Nous avons créé ce blog dans l'intention de faire connaître les travaux de recherche en didactique de la géographie. Notre objectif est également de participer au renouveau de cette discipline, du point de vue de ses méthodes, de ses contenus et de ses outils. Plus globalement nous espérons que ce site permettra d'alimenter les débats et les réflexions sur l'enseignement de l'histoire-géographie, de l'école à l'université. (voir notre manifeste)

lundi 7 juin 2021

Colloque international des didactiques de l'histoire, de la géographie et de l'éducation à la citoyenneté Toulouse, 8-9-10 mars 2022

L’enseignant.e d’histoire, de géographie et d’éducation à la citoyenneté : un.e acteur.trice confronté.e aux enjeux d’hybridation, dans sa classe, son établissement, son territoire.

Colloque organisé par les laboratoires GEODE (UMR 5202 CNRS – Université Jean Jaurès) et FRAMESPA (UMR 5136 CNRS – Université Jean Jaurès), en partenariat avec la Structure Fédérative de Recherche « Apprentissage, Enseignement, Formation » (SFR AEF) de l’INSPE Toulouse Occitanie-Pyrénées.

Appel à communication

Ce colloque souhaite porter sa focale sur l’enseignant.e comme acteur.trice de la construction de situations d’apprentissage et de leur conduite en classe ou hors la classe. Le champ d’action et les activités des enseignant.e.s se sont en effet transformées pour répondre aux enjeux de notre monde contemporain, aux attentes sociales et aux prescriptions institutionnelles qui en découlent. Développement des TICE, inter et transdisciplinarité, « éducations à » (citoyenneté, environnement, développement durable, santé, risques, altérité, …), démarche d’enquête, uchronie, tâche complexe, etc… sont autant de nouveaux enjeux, ouvrant à des champs d’intervention élargis et de nouvelles pratiques, qui interrogent le métier d’enseignant.e d’histoire et de géographie, d’autant que dans un même temps, les deux disciplines universitaires de référence connaissent également des changements épistémologiques et paradigmatiques importants (approche qualitative, critique, postcoloniale…).

Ce renouvellement des attentes est porteur de changements dans les pratiques. Il questionne chaque enseignant.e dans ses habitudes de travail et sa posture professionnelle, mais aussi la recherche en didactique. En effet, celle-ci peut non seulement contribuer à identifier et caractériser ces changements dans une démarche descriptive et interprétative mais aussi aider à accompagner le renouvellement des pratiques, notamment en rendant possible le développement de recherches associant fortement les enseignant.e.s (recherches collaboratives ou recherches-intervention).
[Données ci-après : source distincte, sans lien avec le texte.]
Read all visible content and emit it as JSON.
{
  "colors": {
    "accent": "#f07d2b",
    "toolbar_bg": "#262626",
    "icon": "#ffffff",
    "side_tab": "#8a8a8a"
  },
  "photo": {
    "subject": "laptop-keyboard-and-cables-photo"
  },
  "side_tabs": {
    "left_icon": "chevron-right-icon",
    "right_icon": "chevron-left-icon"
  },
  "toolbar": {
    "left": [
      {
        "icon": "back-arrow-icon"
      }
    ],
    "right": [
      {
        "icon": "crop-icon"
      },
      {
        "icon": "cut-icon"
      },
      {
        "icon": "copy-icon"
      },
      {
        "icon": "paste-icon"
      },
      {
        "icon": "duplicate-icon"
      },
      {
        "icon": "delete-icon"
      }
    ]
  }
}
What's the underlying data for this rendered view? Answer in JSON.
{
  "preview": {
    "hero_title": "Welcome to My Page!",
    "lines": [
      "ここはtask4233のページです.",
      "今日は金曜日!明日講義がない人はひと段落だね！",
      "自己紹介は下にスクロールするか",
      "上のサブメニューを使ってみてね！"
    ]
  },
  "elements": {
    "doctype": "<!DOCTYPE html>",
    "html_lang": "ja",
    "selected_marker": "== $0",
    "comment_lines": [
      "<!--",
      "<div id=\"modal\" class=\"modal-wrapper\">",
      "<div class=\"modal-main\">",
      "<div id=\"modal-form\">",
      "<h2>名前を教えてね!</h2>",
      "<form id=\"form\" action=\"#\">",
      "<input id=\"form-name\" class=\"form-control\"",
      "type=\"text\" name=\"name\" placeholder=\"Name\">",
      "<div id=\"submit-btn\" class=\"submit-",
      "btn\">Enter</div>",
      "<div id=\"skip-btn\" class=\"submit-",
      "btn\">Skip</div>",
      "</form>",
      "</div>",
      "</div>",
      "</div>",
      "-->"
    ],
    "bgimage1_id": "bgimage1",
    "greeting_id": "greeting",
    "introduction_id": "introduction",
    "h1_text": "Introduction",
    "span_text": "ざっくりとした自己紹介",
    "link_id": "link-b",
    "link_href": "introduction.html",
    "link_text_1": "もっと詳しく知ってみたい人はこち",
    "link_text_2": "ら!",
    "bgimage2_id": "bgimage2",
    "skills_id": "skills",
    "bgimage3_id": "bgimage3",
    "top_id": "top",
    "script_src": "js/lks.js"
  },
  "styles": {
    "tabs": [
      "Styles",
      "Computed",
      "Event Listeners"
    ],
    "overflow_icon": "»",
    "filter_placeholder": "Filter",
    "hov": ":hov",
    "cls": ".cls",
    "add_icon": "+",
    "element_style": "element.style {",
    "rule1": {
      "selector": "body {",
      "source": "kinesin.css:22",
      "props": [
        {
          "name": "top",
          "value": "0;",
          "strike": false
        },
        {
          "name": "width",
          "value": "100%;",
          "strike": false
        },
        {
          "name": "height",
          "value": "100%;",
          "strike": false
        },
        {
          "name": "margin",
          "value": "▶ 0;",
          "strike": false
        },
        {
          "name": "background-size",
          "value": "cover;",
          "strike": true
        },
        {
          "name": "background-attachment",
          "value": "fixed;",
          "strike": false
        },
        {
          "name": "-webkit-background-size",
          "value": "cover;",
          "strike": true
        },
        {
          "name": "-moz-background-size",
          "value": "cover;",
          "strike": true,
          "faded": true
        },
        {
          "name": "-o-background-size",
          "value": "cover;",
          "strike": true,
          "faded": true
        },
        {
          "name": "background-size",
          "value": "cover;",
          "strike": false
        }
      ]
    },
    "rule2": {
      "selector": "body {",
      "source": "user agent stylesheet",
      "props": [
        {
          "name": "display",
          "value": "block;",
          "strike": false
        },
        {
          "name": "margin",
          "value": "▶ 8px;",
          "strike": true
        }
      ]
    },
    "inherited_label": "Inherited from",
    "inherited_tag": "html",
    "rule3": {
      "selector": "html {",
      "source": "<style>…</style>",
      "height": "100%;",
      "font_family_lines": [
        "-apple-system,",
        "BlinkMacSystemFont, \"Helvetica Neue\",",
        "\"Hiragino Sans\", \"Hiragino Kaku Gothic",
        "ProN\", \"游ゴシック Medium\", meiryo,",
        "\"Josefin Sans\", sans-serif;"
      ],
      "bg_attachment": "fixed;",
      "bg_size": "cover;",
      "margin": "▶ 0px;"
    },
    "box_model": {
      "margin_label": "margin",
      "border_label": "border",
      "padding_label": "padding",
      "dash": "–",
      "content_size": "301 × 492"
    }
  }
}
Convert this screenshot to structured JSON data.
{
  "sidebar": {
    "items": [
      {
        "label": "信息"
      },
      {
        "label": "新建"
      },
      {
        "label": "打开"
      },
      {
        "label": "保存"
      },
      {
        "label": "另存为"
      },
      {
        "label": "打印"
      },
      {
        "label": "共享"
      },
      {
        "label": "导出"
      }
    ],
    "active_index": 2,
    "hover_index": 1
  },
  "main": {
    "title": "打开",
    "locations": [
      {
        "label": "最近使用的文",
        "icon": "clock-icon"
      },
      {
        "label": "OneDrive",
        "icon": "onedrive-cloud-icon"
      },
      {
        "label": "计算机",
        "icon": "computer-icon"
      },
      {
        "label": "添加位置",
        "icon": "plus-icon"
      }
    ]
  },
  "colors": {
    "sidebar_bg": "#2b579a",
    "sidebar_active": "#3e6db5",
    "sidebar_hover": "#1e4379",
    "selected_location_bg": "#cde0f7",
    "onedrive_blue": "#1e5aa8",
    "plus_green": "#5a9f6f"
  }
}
Ces transformations à l’oeuvre questionnent tout particulièrement la formation des enseignant.e.s, qu’il s’agisse de la formation initiale ou de la formation continue. Comment

former dans un contexte où les attentes sont en évolution forte ? Quelle place donner aux résultats de la recherche dans la démarche de formation ? Quelle différenciation apporter entre la formation à destination d’enseignants débutants et celle orientée vers les enseignants-experts ?

Ces transformations sont de nature à questionner un champ très large tant en termes de pratiques que de recherches qui dépasse le périmètre d’un seul colloque. Aussi, pour ce colloque, la focale sera mise sur les enjeux d’hybridation des savoirs qui peuvent constituer des points d’appui pour les enseignant.e.s et sur la façon dont ceux-ci s’en saisissent à la fois dans leurs activités en classe mais aussi au sein de leur école/établissement scolaire et dans le cadre des partenariats qu’il.elle.s peuvent construire avec les acteur.trice.s du territoire. Le terme/concept d’hybridation est polysémique voire polémique. A la fois combinaison, hiérarchisation, métissage (Ruby, 2019), il peut être défini comme un processus d’enchevêtrement de savoirs de référence qui génère de la complexité (Bédouret et al., 2018) et, par-là, crée des passerelles entre les disciplines (Dogan et al., 1991). Mais ce terme peut aussi renvoyer à l’hybridation des savoirs pédagogiques et des pratiques d’enseignement-apprentissage, plus ou moins instrumentées par les outils numériques, qui engagent à articuler des modalités d’enseignement en présence et/ou à distance et, dans ce cadre, à mobiliser des ressources et des activités de natures et d’origines différentes (Peraya, Charlier & Deschryver, 2014) La focale de l’hybridation peut donc permettre d’analyser les reconfigurations à l’oeuvre tant au niveau des dispositifs que des curricula et des pratiques d’enseignement et des apprentissages.

Ces réflexions se déploient en trois axes :

Axe 1 : L’enseignant d’histoire, de géographie et d’éducation à la citoyenneté, acteur de la mobilisation de la recherche

Il s’agira de s’interroger sur les liens qu’entretient le.la professeur.e d’histoire et de géographie avec les résultats de la recherche : avec les avancées concernant ses disciplines de référence et leur didactique, les résultats portés par les disciplines avec lesquelles il peut travailler en interdisciplinarité (Sciences de la vie et de la Terre, Sciences économiques et sociales, ...), les connaissances produites par des spécialités non enseignées à l’école (psychologie des apprentissages, neurosciences, sciences de l’éducation, sociologie de l’éducation…). Comment les résultats de la recherche dans sa discipline, dans des disciplines connexes, en didactique de l’histoire-géographie-citoyenneté ou en didactique comparée / interdidactique, sont-ils mobilisés, intégrés, utilisés ou rejetés, transformés ?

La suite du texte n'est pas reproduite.